In Singapore, the third quarter GDP showed growth shrank 5.9 percent from the second quarter. A Bloomberg survey showed that investors had expected just a 2.9 percent contraction. Government officials in Singapore stated on Friday that they expected GDP to grow just one to three percent in 2013. If this prediction holds true, Singapore would have its slowest growth pace for three years.
Taiwan’s dollar retreated by 0.42 percent to hit 29.272 versus the United States dollar. The rupee in India dropped by 0.8 since last week to end at 55.178 while the Vietnamese dong held steady at 20,858. Tin Indonesia, the rupiah fell by 0.14 percent to a level of 9,633.

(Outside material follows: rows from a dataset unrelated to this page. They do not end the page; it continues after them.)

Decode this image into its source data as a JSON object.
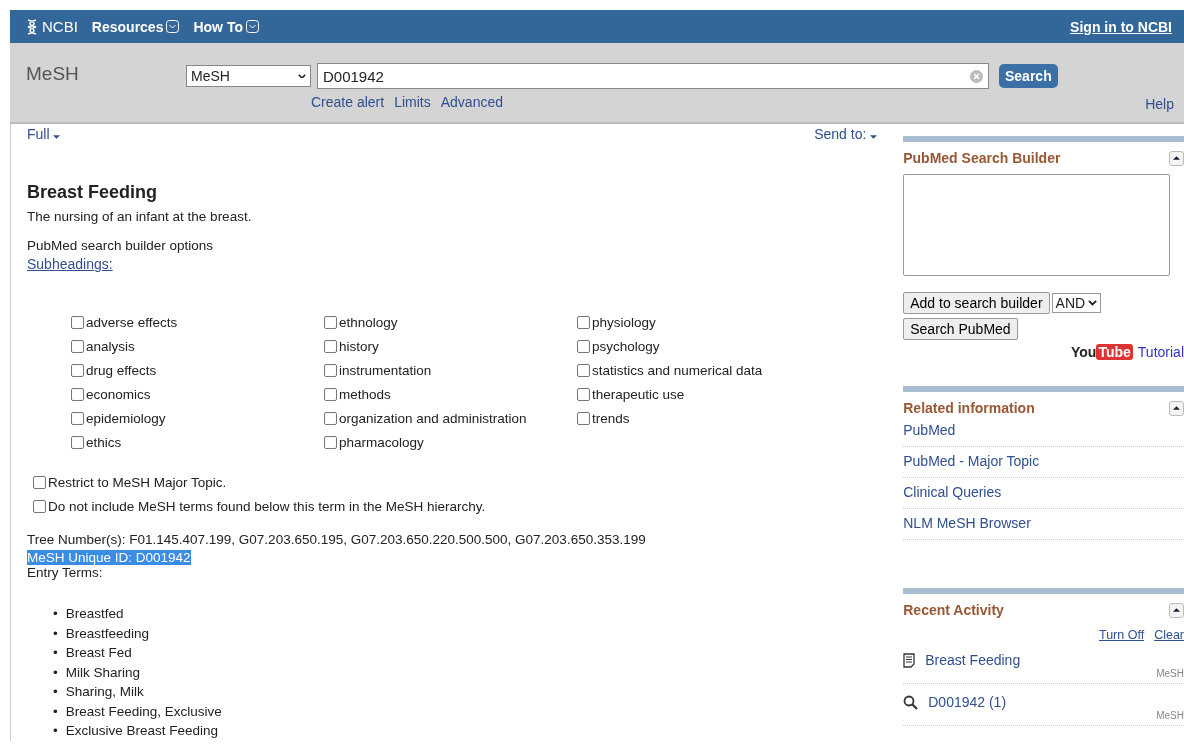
{
  "topbar": {
    "logo": "NCBI",
    "menus": [
      {
        "label": "Resources"
      },
      {
        "label": "How To"
      }
    ],
    "sign_in": "Sign in to NCBI"
  },
  "search": {
    "database_label": "MeSH",
    "database": "MeSH",
    "value": "D001942",
    "button": "Search",
    "links": [
      "Create alert",
      "Limits",
      "Advanced"
    ],
    "help": "Help"
  },
  "content": {
    "display": "Full",
    "send_to": "Send to:",
    "title": "Breast Feeding",
    "definition": "The nursing of an infant at the breast.",
    "builder_options": "PubMed search builder options",
    "subheadings_link": "Subheadings:",
    "subheadings": [
      [
        {
          "label": "adverse effects",
          "checked": false
        },
        {
          "label": "analysis",
          "checked": false
        },
        {
          "label": "drug effects",
          "checked": false
        },
        {
          "label": "economics",
          "checked": false
        },
        {
          "label": "epidemiology",
          "checked": false
        },
        {
          "label": "ethics",
          "checked": false
        }
      ],
      [
        {
          "label": "ethnology",
          "checked": false
        },
        {
          "label": "history",
          "checked": false
        },
        {
          "label": "instrumentation",
          "checked": false
        },
        {
          "label": "methods",
          "checked": false
        },
        {
          "label": "organization and administration",
          "checked": false
        },
        {
          "label": "pharmacology",
          "checked": false
        }
      ],
      [
        {
          "label": "physiology",
          "checked": false
        },
        {
          "label": "psychology",
          "checked": false
        },
        {
          "label": "statistics and numerical data",
          "checked": false
        },
        {
          "label": "therapeutic use",
          "checked": false
        },
        {
          "label": "trends",
          "checked": false
        }
      ]
    ],
    "options": [
      {
        "label": "Restrict to MeSH Major Topic.",
        "checked": false
      },
      {
        "label": "Do not include MeSH terms found below this term in the MeSH hierarchy.",
        "checked": false
      }
    ],
    "tree_numbers": "Tree Number(s): F01.145.407.199, G07.203.650.195, G07.203.650.220.500.500, G07.203.650.353.199",
    "unique_id": {
      "text": "MeSH Unique ID: D001942",
      "highlighted": true
    },
    "entry_terms_label": "Entry Terms:",
    "entry_marker": "•",
    "entry_terms": [
      "Breastfed",
      "Breastfeeding",
      "Breast Fed",
      "Milk Sharing",
      "Sharing, Milk",
      "Breast Feeding, Exclusive",
      "Exclusive Breast Feeding"
    ]
  },
  "sidebar": {
    "builder": {
      "title": "PubMed Search Builder",
      "add_button": "Add to search builder",
      "operator": "AND",
      "search_button": "Search PubMed",
      "youtube": [
        "You",
        "Tube"
      ],
      "tutorial": "Tutorial"
    },
    "related": {
      "title": "Related information",
      "links": [
        "PubMed",
        "PubMed - Major Topic",
        "Clinical Queries",
        "NLM MeSH Browser"
      ]
    },
    "recent": {
      "title": "Recent Activity",
      "actions": [
        "Turn Off",
        "Clear"
      ],
      "items": [
        {
          "kind": "record",
          "label": "Breast Feeding",
          "db": "MeSH"
        },
        {
          "kind": "search",
          "label": "D001942 (1)",
          "db": "MeSH"
        }
      ]
    }
  }
}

Chinese Inflows to Increase
China is planning to expand the Renminbi Qualified Foreign Institutional Investor Program in the coming weeks. The quota will rise from 70 billion yuan to 200 billion yuan. The chairman of the securities regulator, Guo Shuging, released a statement saying this on November 11. The growth in inflows of capital will help to prop up the Chinese economy and will help the yuan to remain at a high level.
Canadian Dollar Drops
Canada’s currency, nicknamed the loonie, retreated to its lowest level versus the United States dollar since August of this year. It traded at its narrowest range this week since March. On November 23, the head of Statistics Canada is expected to report that consumer prices slowed for the month of October. If this happens, the Bank of Canada will not need to raise interest rates. Canada’s finance minister, Jim Flaherty announced that he would delay balancing the budget due to the turmoil in the global economy.
The loonie dropped to C$1.0057 on Friday and ended at C$1.0012. Canadian ten-year bond yields dropped by 0.02 percentage points to a level of 1.69 percent this week. Currently, the price of a 2.75 percent bond that is set to mature in June 2022 advanced by 18 cents to a level of $109.27 Canadian dollars. Canadian securities saw foreign net purchases nearly double in size for September from their previous total in August. In August, purchases were at C7.56 billion. By September, foreign net purchases were at an estimated $13.9 billion.
Foreign Exchange Swaps Exempted
The United States Treasury decided this week to exempt foreign exchange swaps and forwards from new financial regulations. These regulations were designed following the recession to prevent the 2008 financial crisis from occurring again. Many investors had expected this move and eagerly waited for the announcement. The delay in announcing the decision was caused by the presidential elections. Some congressional aides stated that waiting to make the announcement enabled them to avoid the fury of left-leaning groups who decried the new exemption.
Treasury officials stated that additional measures were not needed in the foreign exchange markets because current practices already worked to limit risk. One advocacy group, Better Markets, has already denounced the decision and called it an unjustified loophole. The chief of Better Markets, Dennis Kelleher, stated that it was essentially an early Christmas gift to Wall Street.
Japanese Yen Falls
The Bank of Japan is expected to announce an interest rate decision in the coming week. In response, the yen dropped from its one-month peak of 81.45. Next week, the Bank of Japan is expected by many analysts to maintain its current monetary policy.
In December, the government of Japan will be holding snap elections to select new leaders. This decision has caused many investors to be wary of potential risks. The opposition leader, Shinzo Abe, will be challenging current Prime Minister Yoshihiko Noda at the elections. Shinzo Abe called on the Bank of Japan to adopt unlimited monetary easing policies. Abe also wants the Japanese central bank to adopt fundamental targets for inflation and employment. This news was met with dismay by investors and increases the amount of risk surrounding the yen until the snap elections are over.
Indian Reserves Down
For the week ending on November 9, Indian foreign exchange reserves dropped by $781.5 million. On the week ending November 2, the reserves fell by $950.3 million to a level of $294.34. The largest component of forex reserves is foreign currency assets (FCA). Data released by the Reserve Bank of India showed that FCAs dropped by $751.8 billion to a level of $258.70.
Gold reserves in India remained roughly the same at $28.18 billion. Special drawing rights (SDRs) fell by $19.6 billion to a level of $4.40 billion. At the same time, reserves held at the International Monetary Fund rose by $10.1 million to end the week at $2.25 billion. In the previous week, SDRS declined by $4.1 million to $4.42 billion. Reserves at the International Monetary Fund dropped by $3.2 million to $2.26 billion on the week ending on November 2.